矢代:宇宙教育センターが、地方の子ども達に対する普及活動や地方のYACのリーダーのトレーニングコースを開くなどの取り組みを行っています。コラボレーションの提案についてのお話はセンターにも伝えます。
<アウトリーチにおける協力関係について>
参加者:国立天文台に勤めているものです。天文台と旧宇宙科学研究所とは昔からかつながりがありました。これまでは研究の協力だったが、これからは、アウトリーチの協力もやっていければと思います。(男性)
矢代:アウトリーチの協力はいろいろやらせていただいています。例えば、講師派遣とかいろいろな方法があると思います。JAXAでは年間に350件ほど、特に若い職員を全国の小中学校に講演に出しています。若い職員はプロジェクトに参画しているのですが、直接、自分はこういうことをやっているんだ、その楽しさ、苦しさを子どもたちに伝えると、目を輝かして聞いています。これからも積極的に行いたいと考えています。
<タウンミーティングの開催時期について>
参加者:ISSや人工衛星が上空を通るときにタウンミーティング等のイベントをやり、参加者に宇宙開発を実感してもらうのもいいのではないでしょうか。(男性)
矢代:貴重な提案だと思います。ISSを実際に見ると大人でも感動します。そのタイミングにタウンミーティングを開ければいいとは思います。今後、このアイディアを使えたら使いたいと思います。ありがとうございます。
<宇宙科学に関する予算について>
参加者:宇宙科学について、研究内容や予算はどのように決まっているのでしょうか。(男性)
井上:基本的には、宇宙科学研究本部に全国の宇宙科学に関わる大学の先生の入った委員会があり、その委員会で提案を受け付け、どういう計画にするのか、その計画等を選定評価、それを答申して予算配分を決めています。最近は、国の一般的な予算の考え方として、明日役立つものが第一であるという風潮があり、すぐに還元できるものに重点的に予算がいくような風潮ですが、宇宙科学は明日すぐに役立つことをやっているわけではないので、国として「あさって」のために投資していかなければならないという考え方をちゃんと作っていかなければならないと思います。
<だいちのデータ利用について>
参加者:「だいち」の成果等で私達、一般市民にもアクセス出来るものがあるのでしょうか。(男性)
矢代:「だいち」は今、最終的な検証作業を行っています。
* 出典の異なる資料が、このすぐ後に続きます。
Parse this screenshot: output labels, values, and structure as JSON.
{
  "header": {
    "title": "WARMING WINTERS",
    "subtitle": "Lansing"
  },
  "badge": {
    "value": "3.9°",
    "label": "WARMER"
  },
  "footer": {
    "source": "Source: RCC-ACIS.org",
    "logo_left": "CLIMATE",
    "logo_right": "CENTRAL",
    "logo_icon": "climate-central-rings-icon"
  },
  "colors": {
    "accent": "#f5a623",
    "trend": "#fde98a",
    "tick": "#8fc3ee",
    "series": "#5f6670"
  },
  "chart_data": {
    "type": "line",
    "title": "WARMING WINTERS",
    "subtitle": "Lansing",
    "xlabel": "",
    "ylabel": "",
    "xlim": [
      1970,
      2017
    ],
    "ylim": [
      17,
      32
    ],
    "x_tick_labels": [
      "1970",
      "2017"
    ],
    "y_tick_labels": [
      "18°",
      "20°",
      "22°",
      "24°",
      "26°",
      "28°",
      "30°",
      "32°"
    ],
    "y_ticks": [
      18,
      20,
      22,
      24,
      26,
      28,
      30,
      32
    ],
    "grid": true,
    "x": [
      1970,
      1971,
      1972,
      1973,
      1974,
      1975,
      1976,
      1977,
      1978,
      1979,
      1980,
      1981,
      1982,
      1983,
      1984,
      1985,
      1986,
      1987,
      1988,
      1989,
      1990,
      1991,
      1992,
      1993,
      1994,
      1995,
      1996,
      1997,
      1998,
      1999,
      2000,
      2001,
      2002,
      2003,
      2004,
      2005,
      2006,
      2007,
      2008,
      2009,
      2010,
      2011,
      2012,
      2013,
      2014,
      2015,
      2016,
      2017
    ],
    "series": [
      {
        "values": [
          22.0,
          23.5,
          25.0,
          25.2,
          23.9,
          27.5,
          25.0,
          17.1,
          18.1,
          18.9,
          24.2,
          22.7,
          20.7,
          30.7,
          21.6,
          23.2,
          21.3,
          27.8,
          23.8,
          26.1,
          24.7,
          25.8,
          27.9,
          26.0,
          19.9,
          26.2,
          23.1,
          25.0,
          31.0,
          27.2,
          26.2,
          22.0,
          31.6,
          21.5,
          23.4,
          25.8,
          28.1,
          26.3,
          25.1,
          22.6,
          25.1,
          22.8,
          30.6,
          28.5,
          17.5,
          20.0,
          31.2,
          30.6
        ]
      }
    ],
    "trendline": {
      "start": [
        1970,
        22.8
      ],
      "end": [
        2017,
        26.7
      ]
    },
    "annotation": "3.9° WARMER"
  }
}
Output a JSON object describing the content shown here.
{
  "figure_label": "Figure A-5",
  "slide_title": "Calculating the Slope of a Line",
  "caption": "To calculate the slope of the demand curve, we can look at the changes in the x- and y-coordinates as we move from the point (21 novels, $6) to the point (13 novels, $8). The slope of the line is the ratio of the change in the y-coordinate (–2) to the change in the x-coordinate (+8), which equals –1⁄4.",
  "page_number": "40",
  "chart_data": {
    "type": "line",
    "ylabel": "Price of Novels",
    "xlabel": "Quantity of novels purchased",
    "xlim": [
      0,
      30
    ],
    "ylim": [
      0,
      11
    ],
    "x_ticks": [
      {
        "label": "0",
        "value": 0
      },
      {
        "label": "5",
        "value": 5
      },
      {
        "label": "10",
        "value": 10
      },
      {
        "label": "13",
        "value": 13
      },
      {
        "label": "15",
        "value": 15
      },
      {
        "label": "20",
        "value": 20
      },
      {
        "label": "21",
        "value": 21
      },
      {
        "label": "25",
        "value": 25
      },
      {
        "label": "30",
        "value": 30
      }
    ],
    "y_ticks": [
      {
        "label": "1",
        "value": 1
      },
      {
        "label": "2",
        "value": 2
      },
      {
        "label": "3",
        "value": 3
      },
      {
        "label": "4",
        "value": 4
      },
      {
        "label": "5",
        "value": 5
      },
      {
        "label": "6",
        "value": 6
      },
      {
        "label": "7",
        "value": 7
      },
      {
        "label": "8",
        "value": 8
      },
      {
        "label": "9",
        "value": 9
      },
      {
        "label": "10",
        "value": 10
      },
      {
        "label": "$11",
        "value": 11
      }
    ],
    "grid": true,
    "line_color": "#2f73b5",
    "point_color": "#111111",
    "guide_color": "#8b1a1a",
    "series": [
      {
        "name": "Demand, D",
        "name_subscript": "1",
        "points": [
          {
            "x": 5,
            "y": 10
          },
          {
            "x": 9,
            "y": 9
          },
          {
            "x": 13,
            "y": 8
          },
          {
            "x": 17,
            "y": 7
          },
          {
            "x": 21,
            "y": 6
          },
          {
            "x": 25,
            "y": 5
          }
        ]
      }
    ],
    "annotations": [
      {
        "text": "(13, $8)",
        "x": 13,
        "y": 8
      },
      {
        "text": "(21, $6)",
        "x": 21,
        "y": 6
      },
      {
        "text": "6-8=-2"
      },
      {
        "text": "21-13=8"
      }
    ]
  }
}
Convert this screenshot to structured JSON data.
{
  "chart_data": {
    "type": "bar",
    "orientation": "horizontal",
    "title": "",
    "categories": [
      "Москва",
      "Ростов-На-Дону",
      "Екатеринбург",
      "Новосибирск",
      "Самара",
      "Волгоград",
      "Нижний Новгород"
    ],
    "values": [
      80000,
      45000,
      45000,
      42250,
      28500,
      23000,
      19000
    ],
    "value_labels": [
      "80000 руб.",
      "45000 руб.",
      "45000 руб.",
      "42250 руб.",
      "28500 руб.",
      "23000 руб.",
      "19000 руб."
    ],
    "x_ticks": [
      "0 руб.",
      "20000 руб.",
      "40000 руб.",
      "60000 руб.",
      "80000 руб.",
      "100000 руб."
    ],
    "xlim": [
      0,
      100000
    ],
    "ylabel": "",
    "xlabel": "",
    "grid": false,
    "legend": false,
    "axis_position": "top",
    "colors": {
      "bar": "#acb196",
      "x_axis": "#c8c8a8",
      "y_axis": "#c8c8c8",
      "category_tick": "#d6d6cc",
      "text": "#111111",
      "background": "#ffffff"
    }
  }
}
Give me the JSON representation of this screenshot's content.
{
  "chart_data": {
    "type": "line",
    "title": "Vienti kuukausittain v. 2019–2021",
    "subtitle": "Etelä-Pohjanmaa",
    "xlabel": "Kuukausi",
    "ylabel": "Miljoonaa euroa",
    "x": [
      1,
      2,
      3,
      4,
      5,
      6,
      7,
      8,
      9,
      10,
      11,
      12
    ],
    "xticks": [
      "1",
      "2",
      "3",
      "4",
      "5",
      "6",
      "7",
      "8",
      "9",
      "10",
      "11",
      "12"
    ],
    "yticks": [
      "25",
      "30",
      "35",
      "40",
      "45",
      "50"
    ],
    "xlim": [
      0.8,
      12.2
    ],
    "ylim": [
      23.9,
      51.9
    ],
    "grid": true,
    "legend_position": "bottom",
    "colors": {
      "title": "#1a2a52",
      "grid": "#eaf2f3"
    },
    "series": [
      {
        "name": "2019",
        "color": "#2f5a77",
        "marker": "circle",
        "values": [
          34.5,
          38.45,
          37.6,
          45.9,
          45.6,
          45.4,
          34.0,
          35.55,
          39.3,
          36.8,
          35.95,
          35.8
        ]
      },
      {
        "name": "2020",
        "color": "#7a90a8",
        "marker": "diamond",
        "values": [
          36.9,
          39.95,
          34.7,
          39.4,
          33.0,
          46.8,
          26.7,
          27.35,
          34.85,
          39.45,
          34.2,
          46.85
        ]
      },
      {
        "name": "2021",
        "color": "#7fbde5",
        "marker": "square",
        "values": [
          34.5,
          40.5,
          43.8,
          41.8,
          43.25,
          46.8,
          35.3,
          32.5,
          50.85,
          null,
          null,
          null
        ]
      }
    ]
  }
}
これが終わると一般公開ということになります。
成果の提供には、全くの有償ベースと共同研究を行う人などに対する無償提供というやりかたがあります。有償ベースの場合、国際的には安価な価格で提供することになります。
また、ホームページ上にもデジタルアーカイブがありますが、まだまだNASAにくらべると少ないと思うので、自由に利用できるデータをどんどん拡充していきたいと思っています。
<長期ビジョンの実現可能性について>
参加者:長期ビジョンの話は楽しいが、現状の予算規模で実現出来ると思いますか。(男性)
井上:少なくとも今の予算規模では、非常に厳しいです。国として宇宙開発はこれだけすべきだという姿勢を出さないとなかなか難しいと思います。長期ビジョンは国に目を向けてもらうためにも作っています。